Let me give you a real scenario. You’re a product manager. You use Workflowy for daily lists, Obsidian for deep notes, Linear for tickets. That’s three apps to open, three mental models to toggle. Dotflowy’s first user called it “the end of app-switching fatigue.” That’s not a technical achievement—it’s an emotional one. It makes you feel whole again.
But here’s the twist nobody sees. The hardest problem isn’t coding a bullet zoom or a plugin API. It’s building a community that writes the plugins. Every open-source tool dies as a ghost town if no one cares. Dotflowy’s launch tweet got over 200 retweets in hours. That’s a start. The apps that survive aren’t the best code—they’re the best stories. Dotflowy’s story is: “You deserve a tool that respects your brain.”
So will Dotflowy actually kill Workflowy and Obsidian? Probably not overnight. But it forces a question: why are we settling for fragmentation? If this open-source experiment attracts just enough developers to build the ecosystem, it could become the operating system for your thoughts. And that’s a future worth betting on.
One app. One focus. One canvas. That’s the dream. Dotflowy is the first time I’ve seen it feel real.
FAQ
Q: Is Dotflowy actually ready for daily use?

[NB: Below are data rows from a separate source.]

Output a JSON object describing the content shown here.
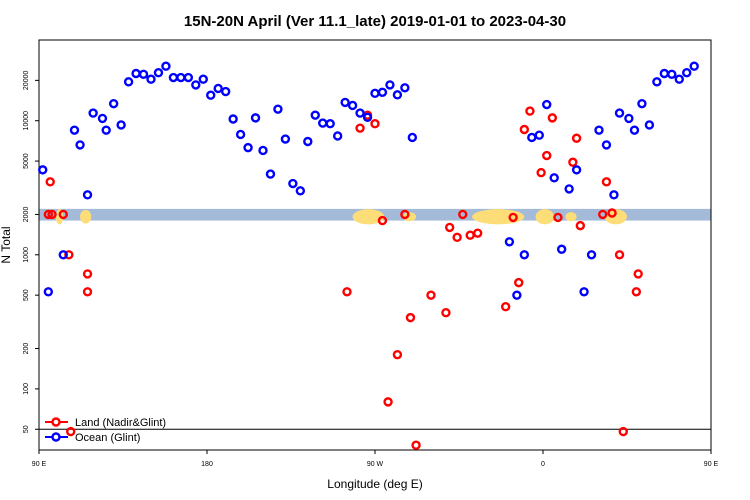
{
  "chart_data": {
    "type": "scatter",
    "title": "15N-20N April (Ver 11.1_late)   2019-01-01 to 2023-04-30",
    "xlabel": "Longitude (deg E)",
    "ylabel": "N Total",
    "xlim": [
      90,
      450
    ],
    "ylog": true,
    "ylim": [
      35,
      40000
    ],
    "x_ticks": [
      {
        "value": 90,
        "label": "90 E"
      },
      {
        "value": 180,
        "label": "180"
      },
      {
        "value": 270,
        "label": "90 W"
      },
      {
        "value": 360,
        "label": "0"
      },
      {
        "value": 450,
        "label": "90 E"
      }
    ],
    "y_ticks": [
      {
        "value": 50,
        "label": "50"
      },
      {
        "value": 100,
        "label": "100"
      },
      {
        "value": 200,
        "label": "200"
      },
      {
        "value": 500,
        "label": "500"
      },
      {
        "value": 1000,
        "label": "1000"
      },
      {
        "value": 2000,
        "label": "2000"
      },
      {
        "value": 5000,
        "label": "5000"
      },
      {
        "value": 10000,
        "label": "10000"
      },
      {
        "value": 20000,
        "label": "20000"
      }
    ],
    "legend_position": "bottom-left",
    "map_strip": {
      "y_range": [
        1800,
        2200
      ],
      "ocean_color": "#a4bad9",
      "land_color": "#fddd78"
    },
    "series": [
      {
        "name": "Land (Nadir&Glint)",
        "color": "#ff0000",
        "points": [
          [
            95,
            2000
          ],
          [
            96,
            3500
          ],
          [
            97,
            2000
          ],
          [
            103,
            2000
          ],
          [
            106,
            1000
          ],
          [
            107,
            48
          ],
          [
            116,
            530
          ],
          [
            116,
            720
          ],
          [
            255,
            530
          ],
          [
            262,
            8800
          ],
          [
            266,
            11000
          ],
          [
            270,
            9500
          ],
          [
            274,
            1800
          ],
          [
            277,
            80
          ],
          [
            282,
            180
          ],
          [
            286,
            2000
          ],
          [
            289,
            340
          ],
          [
            292,
            38
          ],
          [
            300,
            500
          ],
          [
            308,
            370
          ],
          [
            310,
            1600
          ],
          [
            314,
            1350
          ],
          [
            317,
            2000
          ],
          [
            321,
            1400
          ],
          [
            325,
            1450
          ],
          [
            340,
            410
          ],
          [
            344,
            1900
          ],
          [
            347,
            620
          ],
          [
            350,
            8600
          ],
          [
            353,
            11800
          ],
          [
            359,
            4100
          ],
          [
            362,
            5500
          ],
          [
            365,
            10500
          ],
          [
            368,
            1900
          ],
          [
            376,
            4900
          ],
          [
            378,
            7400
          ],
          [
            380,
            1650
          ],
          [
            392,
            2000
          ],
          [
            394,
            3500
          ],
          [
            397,
            2050
          ],
          [
            401,
            1000
          ],
          [
            403,
            48
          ],
          [
            410,
            530
          ],
          [
            411,
            720
          ]
        ]
      },
      {
        "name": "Ocean (Glint)",
        "color": "#0000ff",
        "points": [
          [
            92,
            4300
          ],
          [
            95,
            530
          ],
          [
            103,
            1000
          ],
          [
            109,
            8500
          ],
          [
            112,
            6600
          ],
          [
            116,
            2800
          ],
          [
            119,
            11400
          ],
          [
            124,
            10400
          ],
          [
            126,
            8500
          ],
          [
            130,
            13400
          ],
          [
            134,
            9300
          ],
          [
            138,
            19500
          ],
          [
            142,
            22500
          ],
          [
            146,
            22200
          ],
          [
            150,
            20400
          ],
          [
            154,
            22800
          ],
          [
            158,
            25500
          ],
          [
            162,
            21000
          ],
          [
            166,
            21000
          ],
          [
            170,
            21000
          ],
          [
            174,
            18500
          ],
          [
            178,
            20400
          ],
          [
            182,
            15500
          ],
          [
            186,
            17400
          ],
          [
            190,
            16500
          ],
          [
            194,
            10300
          ],
          [
            198,
            7900
          ],
          [
            202,
            6300
          ],
          [
            206,
            10500
          ],
          [
            210,
            6000
          ],
          [
            214,
            4000
          ],
          [
            218,
            12200
          ],
          [
            222,
            7300
          ],
          [
            226,
            3400
          ],
          [
            230,
            3000
          ],
          [
            234,
            7000
          ],
          [
            238,
            11000
          ],
          [
            242,
            9600
          ],
          [
            246,
            9500
          ],
          [
            250,
            7700
          ],
          [
            254,
            13700
          ],
          [
            258,
            13000
          ],
          [
            262,
            11400
          ],
          [
            266,
            10600
          ],
          [
            270,
            16000
          ],
          [
            274,
            16300
          ],
          [
            278,
            18500
          ],
          [
            282,
            15600
          ],
          [
            286,
            17600
          ],
          [
            290,
            7500
          ],
          [
            342,
            1250
          ],
          [
            346,
            500
          ],
          [
            350,
            1000
          ],
          [
            354,
            7500
          ],
          [
            358,
            7800
          ],
          [
            362,
            13200
          ],
          [
            366,
            3750
          ],
          [
            370,
            1100
          ],
          [
            374,
            3100
          ],
          [
            378,
            4300
          ],
          [
            382,
            530
          ],
          [
            386,
            1000
          ],
          [
            390,
            8500
          ],
          [
            394,
            6600
          ],
          [
            398,
            2800
          ],
          [
            401,
            11400
          ],
          [
            406,
            10400
          ],
          [
            409,
            8500
          ],
          [
            413,
            13400
          ],
          [
            417,
            9300
          ],
          [
            421,
            19500
          ],
          [
            425,
            22500
          ],
          [
            429,
            22200
          ],
          [
            433,
            20400
          ],
          [
            437,
            22800
          ],
          [
            441,
            25500
          ]
        ]
      }
    ]
  }
}
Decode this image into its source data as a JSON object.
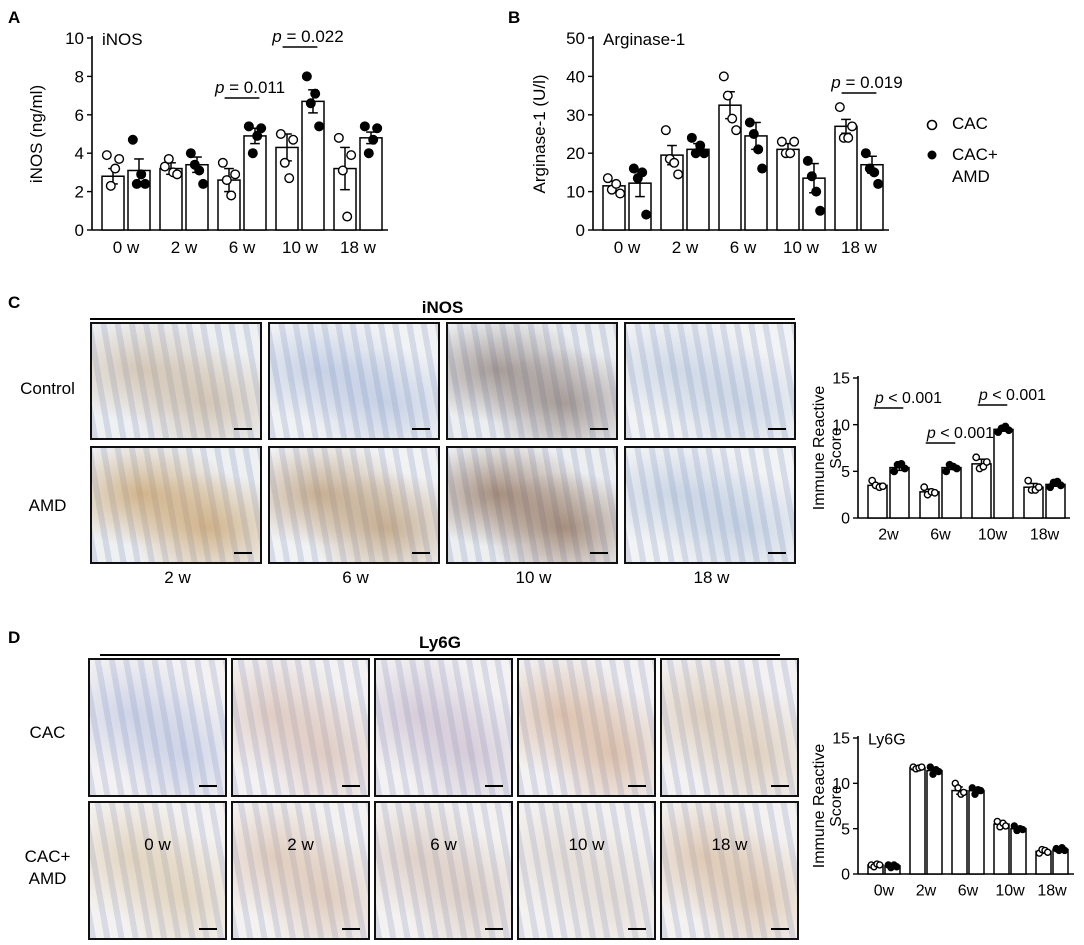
{
  "panels": {
    "A": "A",
    "B": "B",
    "C": "C",
    "D": "D"
  },
  "legend": [
    {
      "label": "CAC",
      "fill": "#ffffff"
    },
    {
      "label_lines": [
        "CAC+",
        "AMD"
      ],
      "fill": "#000000"
    }
  ],
  "panelC": {
    "title": "iNOS",
    "row_labels": [
      "Control",
      "AMD"
    ],
    "col_labels": [
      "2 w",
      "6 w",
      "10 w",
      "18 w"
    ]
  },
  "panelD": {
    "title": "Ly6G",
    "row_labels": [
      [
        "CAC"
      ],
      [
        "CAC+",
        "AMD"
      ]
    ],
    "tile_labels": [
      "0 w",
      "2 w",
      "6 w",
      "10 w",
      "18 w"
    ]
  },
  "chart_data": [
    {
      "id": "A",
      "type": "bar",
      "title": "iNOS",
      "ylabel": "iNOS (ng/ml)",
      "ylim": [
        0,
        10
      ],
      "yticks": [
        0,
        2,
        4,
        6,
        8,
        10
      ],
      "categories": [
        "0 w",
        "2 w",
        "6 w",
        "10 w",
        "18 w"
      ],
      "series": [
        {
          "name": "CAC",
          "values": [
            2.8,
            3.2,
            2.6,
            4.3,
            3.2
          ],
          "sem": [
            0.4,
            0.3,
            0.6,
            0.7,
            1.1
          ],
          "points": [
            [
              3.9,
              2.3,
              3.2,
              3.7
            ],
            [
              3.3,
              3.7,
              3.0,
              2.9
            ],
            [
              3.5,
              2.6,
              1.8,
              2.9
            ],
            [
              5.0,
              3.5,
              2.7,
              4.7
            ],
            [
              4.8,
              3.1,
              0.7,
              3.9
            ]
          ]
        },
        {
          "name": "CAC+ AMD",
          "values": [
            3.1,
            3.4,
            4.9,
            6.7,
            4.8
          ],
          "sem": [
            0.6,
            0.4,
            0.4,
            0.6,
            0.3
          ],
          "points": [
            [
              4.7,
              2.4,
              2.9,
              2.4
            ],
            [
              4.0,
              3.4,
              3.1,
              2.4
            ],
            [
              5.4,
              4.0,
              4.9,
              5.3
            ],
            [
              8.0,
              6.6,
              7.1,
              5.4
            ],
            [
              5.4,
              4.0,
              4.7,
              5.3
            ]
          ]
        }
      ],
      "annotations": [
        {
          "prefix": "p",
          "value": "= 0.011",
          "between": [
            2,
            2
          ]
        },
        {
          "prefix": "p",
          "value": "= 0.022",
          "between": [
            3,
            3
          ]
        }
      ]
    },
    {
      "id": "B",
      "type": "bar",
      "title": "Arginase-1",
      "ylabel": "Arginase-1 (U/l)",
      "ylim": [
        0,
        50
      ],
      "yticks": [
        0,
        10,
        20,
        30,
        40,
        50
      ],
      "categories": [
        "0 w",
        "2 w",
        "6 w",
        "10 w",
        "18 w"
      ],
      "series": [
        {
          "name": "CAC",
          "values": [
            11.5,
            19.5,
            32.5,
            21,
            27
          ],
          "sem": [
            1.2,
            2.5,
            3.5,
            1.5,
            1.8
          ],
          "points": [
            [
              13.5,
              10.5,
              12,
              9.5
            ],
            [
              26,
              18.5,
              17.5,
              14.5
            ],
            [
              40,
              35,
              29,
              26
            ],
            [
              23,
              20,
              20,
              23
            ],
            [
              32,
              24,
              24,
              27
            ]
          ]
        },
        {
          "name": "CAC+ AMD",
          "values": [
            12.2,
            21,
            24.5,
            13.5,
            17
          ],
          "sem": [
            3.5,
            1.5,
            3.5,
            3.8,
            2.2
          ],
          "points": [
            [
              16,
              13.5,
              15,
              4
            ],
            [
              24,
              20,
              22,
              20
            ],
            [
              28,
              25,
              21,
              16
            ],
            [
              18,
              14,
              10,
              5
            ],
            [
              20,
              16,
              15,
              12
            ]
          ]
        }
      ],
      "annotations": [
        {
          "prefix": "p",
          "value": "= 0.019",
          "between": [
            4,
            4
          ]
        }
      ]
    },
    {
      "id": "C-chart",
      "type": "bar",
      "title": "",
      "ylabel": "Immune Reactive Score",
      "ylim": [
        0,
        15
      ],
      "yticks": [
        0,
        5,
        10,
        15
      ],
      "categories": [
        "2w",
        "6w",
        "10w",
        "18w"
      ],
      "series": [
        {
          "name": "CAC",
          "values": [
            3.5,
            2.8,
            5.8,
            3.3
          ],
          "sem": [
            0.2,
            0.3,
            0.5,
            0.4
          ],
          "points": [
            [
              4.0,
              3.5,
              3.3,
              3.4
            ],
            [
              3.3,
              2.5,
              2.8,
              2.7
            ],
            [
              6.5,
              5.3,
              5.5,
              6.0
            ],
            [
              4.0,
              3.0,
              3.0,
              3.3
            ]
          ]
        },
        {
          "name": "CAC+ AMD",
          "values": [
            5.4,
            5.4,
            9.5,
            3.6
          ],
          "sem": [
            0.3,
            0.2,
            0.2,
            0.2
          ],
          "points": [
            [
              5.0,
              5.7,
              5.8,
              5.3
            ],
            [
              5.0,
              5.7,
              5.5,
              5.3
            ],
            [
              9.2,
              9.6,
              9.8,
              9.4
            ],
            [
              3.3,
              3.8,
              3.9,
              3.5
            ]
          ]
        }
      ],
      "annotations": [
        {
          "prefix": "p",
          "value": "< 0.001",
          "between": [
            0,
            0
          ]
        },
        {
          "prefix": "p",
          "value": "< 0.001",
          "between": [
            1,
            1
          ]
        },
        {
          "prefix": "p",
          "value": "< 0.001",
          "between": [
            2,
            2
          ]
        }
      ]
    },
    {
      "id": "D-chart",
      "type": "bar",
      "title": "Ly6G",
      "ylabel": "Immune Reactive Score",
      "ylim": [
        0,
        15
      ],
      "yticks": [
        0,
        5,
        10,
        15
      ],
      "categories": [
        "0w",
        "2w",
        "6w",
        "10w",
        "18w"
      ],
      "series": [
        {
          "name": "CAC",
          "values": [
            1.0,
            11.7,
            9.2,
            5.5,
            2.5
          ],
          "sem": [
            0.1,
            0.2,
            0.4,
            0.3,
            0.2
          ],
          "points": [
            [
              1.0,
              0.8,
              1.1,
              1.0
            ],
            [
              11.8,
              11.6,
              11.7,
              11.8
            ],
            [
              10.0,
              9.5,
              8.8,
              9.0
            ],
            [
              5.8,
              5.2,
              5.6,
              5.3
            ],
            [
              2.3,
              2.7,
              2.6,
              2.4
            ]
          ]
        },
        {
          "name": "CAC+ AMD",
          "values": [
            0.9,
            11.4,
            9.2,
            5.0,
            2.7
          ],
          "sem": [
            0.1,
            0.3,
            0.3,
            0.2,
            0.1
          ],
          "points": [
            [
              1.0,
              0.7,
              1.0,
              0.8
            ],
            [
              11.8,
              11.0,
              11.5,
              11.3
            ],
            [
              9.5,
              8.8,
              9.3,
              9.2
            ],
            [
              5.3,
              4.8,
              5.0,
              4.9
            ],
            [
              2.8,
              2.6,
              2.9,
              2.6
            ]
          ]
        }
      ],
      "annotations": []
    }
  ]
}
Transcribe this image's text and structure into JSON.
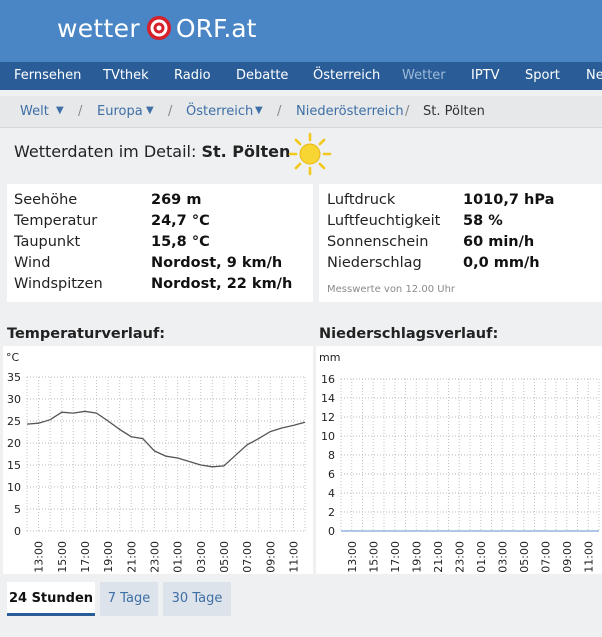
{
  "header": {
    "logo_wetter": "wetter",
    "logo_orf": "ORF.at"
  },
  "nav": {
    "items": [
      "Fernsehen",
      "TVthek",
      "Radio",
      "Debatte",
      "Österreich",
      "Wetter",
      "IPTV",
      "Sport",
      "Ne"
    ],
    "active_index": 5
  },
  "breadcrumb": {
    "items": [
      "Welt",
      "Europa",
      "Österreich",
      "Niederösterreich",
      "St. Pölten"
    ]
  },
  "detail": {
    "title_prefix": "Wetterdaten im Detail:",
    "location": "St. Pölten",
    "weather_icon": "sun-icon"
  },
  "measurements_left": [
    {
      "label": "Seehöhe",
      "value": "269 m"
    },
    {
      "label": "Temperatur",
      "value": "24,7 °C"
    },
    {
      "label": "Taupunkt",
      "value": "15,8 °C"
    },
    {
      "label": "Wind",
      "value": "Nordost, 9 km/h"
    },
    {
      "label": "Windspitzen",
      "value": "Nordost, 22 km/h"
    }
  ],
  "measurements_right": [
    {
      "label": "Luftdruck",
      "value": "1010,7 hPa"
    },
    {
      "label": "Luftfeuchtigkeit",
      "value": "58 %"
    },
    {
      "label": "Sonnenschein",
      "value": "60 min/h"
    },
    {
      "label": "Niederschlag",
      "value": "0,0 mm/h"
    }
  ],
  "measured_note": "Messwerte von 12.00 Uhr",
  "charts": {
    "temperature_title": "Temperaturverlauf:",
    "temperature_unit": "°C",
    "precipitation_title": "Niederschlagsverlauf:",
    "precipitation_unit": "mm"
  },
  "chart_data": [
    {
      "type": "line",
      "title": "Temperaturverlauf:",
      "ylabel": "°C",
      "ylim": [
        0,
        35
      ],
      "yticks": [
        0,
        5,
        10,
        15,
        20,
        25,
        30,
        35
      ],
      "x_tick_labels": [
        "13:00",
        "15:00",
        "17:00",
        "19:00",
        "21:00",
        "23:00",
        "01:00",
        "03:00",
        "05:00",
        "07:00",
        "09:00",
        "11:00"
      ],
      "x": [
        "12:00",
        "13:00",
        "14:00",
        "15:00",
        "16:00",
        "17:00",
        "18:00",
        "19:00",
        "20:00",
        "21:00",
        "22:00",
        "23:00",
        "00:00",
        "01:00",
        "02:00",
        "03:00",
        "04:00",
        "05:00",
        "06:00",
        "07:00",
        "08:00",
        "09:00",
        "10:00",
        "11:00",
        "12:00"
      ],
      "values": [
        24.3,
        24.5,
        25.3,
        27.0,
        26.8,
        27.2,
        26.8,
        25.0,
        23.1,
        21.4,
        21.0,
        18.2,
        17.0,
        16.6,
        15.8,
        15.0,
        14.6,
        14.8,
        17.2,
        19.6,
        21.0,
        22.6,
        23.4,
        24.0,
        24.7
      ],
      "grid": true,
      "color": "#555555"
    },
    {
      "type": "line",
      "title": "Niederschlagsverlauf:",
      "ylabel": "mm",
      "ylim": [
        0,
        16
      ],
      "yticks": [
        0,
        2,
        4,
        6,
        8,
        10,
        12,
        14,
        16
      ],
      "x_tick_labels": [
        "13:00",
        "15:00",
        "17:00",
        "19:00",
        "21:00",
        "23:00",
        "01:00",
        "03:00",
        "05:00",
        "07:00",
        "09:00",
        "11:00"
      ],
      "x": [
        "12:00",
        "13:00",
        "14:00",
        "15:00",
        "16:00",
        "17:00",
        "18:00",
        "19:00",
        "20:00",
        "21:00",
        "22:00",
        "23:00",
        "00:00",
        "01:00",
        "02:00",
        "03:00",
        "04:00",
        "05:00",
        "06:00",
        "07:00",
        "08:00",
        "09:00",
        "10:00",
        "11:00",
        "12:00"
      ],
      "values": [
        0,
        0,
        0,
        0,
        0,
        0,
        0,
        0,
        0,
        0,
        0,
        0,
        0,
        0,
        0,
        0,
        0,
        0,
        0,
        0,
        0,
        0,
        0,
        0,
        0
      ],
      "grid": true,
      "color": "#7aa8d8"
    }
  ],
  "tabs": {
    "items": [
      "24 Stunden",
      "7 Tage",
      "30 Tage"
    ],
    "active_index": 0
  }
}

A: It's in early stages. The core zoom and bullet features work, but the plugin ecosystem is minimal right now. If you need mature extensions, wait a few months. If you love being an early adopter, jump in.
Q: What's the practical benefit over using separate tools?
A: You eliminate context-switching. One app for daily notes, project management, and reference. That saves mental energy and keeps your thinking flow uninterrupted.
Q: Why would Obsidian users switch?
A: Obsidian's plugin power is great, but its UI is utilitarian. Dotflowy offers that same extensibility with Linear-grade polish. For people who care about design, it's a compelling upgrade—if the community builds the plugins they need.